INRH proposes water and sanitation policies to the Cabinet. Ministries involved in the sector include the Ministry of Economy and Planning (investment planning), the Ministry of Health (monitoring water and wastewater quality), the Ministry of Financing and Prices (setting of recurrent cost budgets and tariffs) and the Ministry of Construction (construction of infrastructure through water and sanitation construction brigades).

INRH was created in 1989, taking the place of an entity bearing the same name that was created in 1962. In 2000 it was restructured to reflect a focus on “business management”, which involved the creation of business units. The INRH group now includes 4 enterprise groupings and 5 independent enterprises. One of the enterprise groupings covers 19 regional water and sanitation companies. Another one includes a range of construction companies, and one groups engineering design companies. All these “enterprises” are state-owned enterprises within the socialist, centrally planned Cuban economic system.

=== Local government ===

Service provision is the responsibility of the country's 14 provinces and 140 municipalities through their respective water and sanitation directorates, except in the case of 12 municipalities in Habana. The capital Havana is administratively divided in 15 municipalities, but has a single mayor.

There are 3,220 rural water systems in Cuba.

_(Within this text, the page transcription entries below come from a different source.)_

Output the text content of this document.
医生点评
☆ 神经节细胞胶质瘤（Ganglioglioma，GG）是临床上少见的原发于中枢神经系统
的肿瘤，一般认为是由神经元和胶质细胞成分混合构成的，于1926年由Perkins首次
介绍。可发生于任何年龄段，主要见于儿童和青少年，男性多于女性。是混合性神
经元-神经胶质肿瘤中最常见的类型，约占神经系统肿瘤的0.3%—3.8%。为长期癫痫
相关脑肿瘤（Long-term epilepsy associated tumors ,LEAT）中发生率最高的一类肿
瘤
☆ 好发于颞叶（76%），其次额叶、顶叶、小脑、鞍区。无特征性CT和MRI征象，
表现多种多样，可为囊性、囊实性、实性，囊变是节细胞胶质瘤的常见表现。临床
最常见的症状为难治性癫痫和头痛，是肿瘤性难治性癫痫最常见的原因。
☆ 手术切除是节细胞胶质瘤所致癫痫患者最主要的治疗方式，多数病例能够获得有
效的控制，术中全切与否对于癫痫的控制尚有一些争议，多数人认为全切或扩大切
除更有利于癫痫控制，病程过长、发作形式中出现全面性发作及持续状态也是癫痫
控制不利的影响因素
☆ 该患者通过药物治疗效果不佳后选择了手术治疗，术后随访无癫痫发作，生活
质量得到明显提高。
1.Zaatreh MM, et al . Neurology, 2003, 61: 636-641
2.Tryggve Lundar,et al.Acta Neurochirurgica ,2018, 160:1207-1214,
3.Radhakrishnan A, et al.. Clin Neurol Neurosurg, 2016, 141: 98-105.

=== Private sector participation: Aguas de la Habana ===

One of the "independent enterprises" in the INRH group actually is a mixed public-private company with partial foreign ownership from the Spanish company Aguas de Barcelona (Agbar). The company, called Aguas de la Habana, provides water and sanitation services in 12 of the capital's 15 municipalities under a 25-year contract signed in 2000, while the infrastructure remain publicly owned. In addition to operating and maintaining the systems, it also carries out engineering studies and executes works. The company's annual billing is US$9m for about 115 million cubic meters of water it delivers to its customers.

== Efficiency ==

Non-revenue water in Havana, where half of the 330 million cubic meters supplied are unaccounted for, has been estimated at 50%. This is slightly higher than the Latin American average of 40% and about twice as high as non-revenue water in many developed countries.

== Tariffs ==

In Havana the residential water tariff is fixed at $1 Cuban peso (US$0.04) per cubic meter, one of the lowest water tariffs in Latin America. However, hotels and embassies are billed at $1 Cuban convertible peso (US$1) per cubic meter. Until 1997 there was no water tariff at all.